Airbnb has revealed the impressive science behind its pricing feature
On Thursday, Airbnb pulled back the curtain and revealed the Great and Powerful Oz behind its dynamic pricing feature. Instead of an elderly man in a morning coat, it presented Aerosolve, an open-source machine learning project that helps its hosts figure out how to set the best nightly rate for their rooms and apartments. Airbnb refers to Aerosolve as a "machine learning package built for humans," as the program not only interprets and makes predictions based on varying data sets, but it can become more effective over time.
In a blog post, Airbnb wrote:
Many features go into predicting the demand for a listing among them seasonality, unique features of a listing and price. These features interact in complex ways and can result in machine learning models that are difficult to interpret. So we went about building a package to produce machine learning models that facilitate interpretation and understanding.

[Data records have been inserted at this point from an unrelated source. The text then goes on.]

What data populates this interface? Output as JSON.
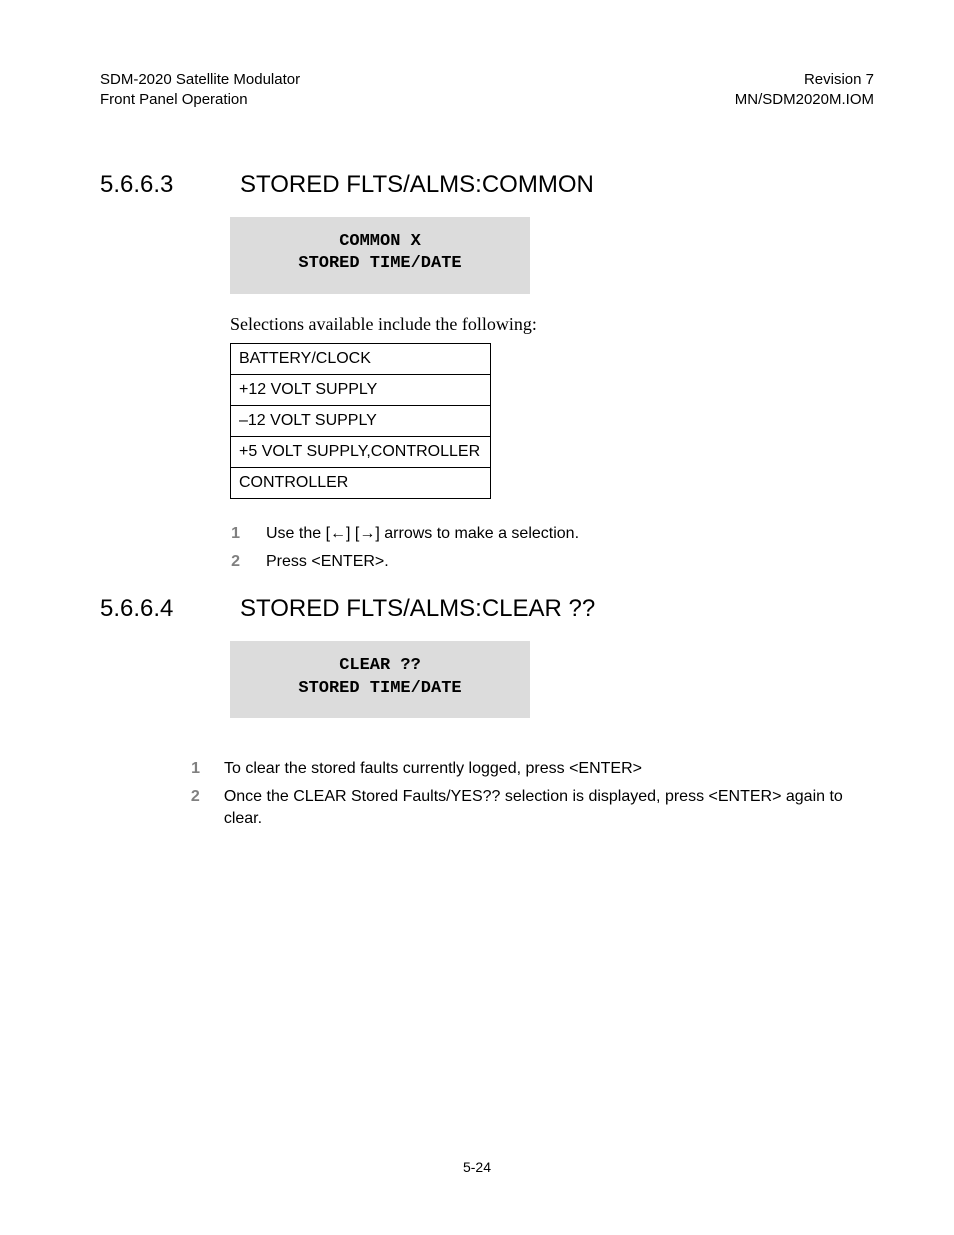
{
  "header": {
    "leftLine1": "SDM-2020 Satellite Modulator",
    "leftLine2": "Front Panel Operation",
    "rightLine1": "Revision 7",
    "rightLine2": "MN/SDM2020M.IOM"
  },
  "section1": {
    "number": "5.6.6.3",
    "title": "STORED FLTS/ALMS:COMMON",
    "displayLine1": "COMMON    X",
    "displayLine2": "STORED TIME/DATE",
    "intro": "Selections available include the following:",
    "options": [
      "BATTERY/CLOCK",
      "+12 VOLT SUPPLY",
      "–12 VOLT SUPPLY",
      "+5 VOLT SUPPLY,CONTROLLER",
      "CONTROLLER"
    ],
    "steps": [
      {
        "n": "1",
        "t": "Use the [←] [→] arrows to make a selection."
      },
      {
        "n": "2",
        "t": "Press <ENTER>."
      }
    ]
  },
  "section2": {
    "number": "5.6.6.4",
    "title": "STORED FLTS/ALMS:CLEAR ??",
    "displayLine1": "CLEAR ??",
    "displayLine2": "STORED TIME/DATE",
    "steps": [
      {
        "n": "1",
        "t": "To clear the stored faults currently logged, press <ENTER>"
      },
      {
        "n": "2",
        "t": "Once the CLEAR Stored Faults/YES?? selection is displayed, press <ENTER> again to clear."
      }
    ]
  },
  "footer": {
    "pageNum": "5-24"
  }
}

So what, exactly, does that mean? That Aerosolve can determine the demand for a room in a particular location based on the appeal of different seasons or the draw of local events, the number of reviews (and how positive or negative those reviews are) and even by the kinds of images that are presented with each listing.
Interestingly, the developers "trained" Aerosolve to rank two different kinds of photo sets: those taken by professional photographers and those taken by Airbnb's amateur landlords. The pros tend to favor "ornate, brightly lit living rooms," while guests prefer "warm colors and cozy bedrooms." Knowing that, Aerosolve can help hosts rank their own images in a way that would most appeal to potential renters.
That's actually a lot more powerful than Oz. He could only tell people how to get back to Kansas, not what they should charge to spend a night there.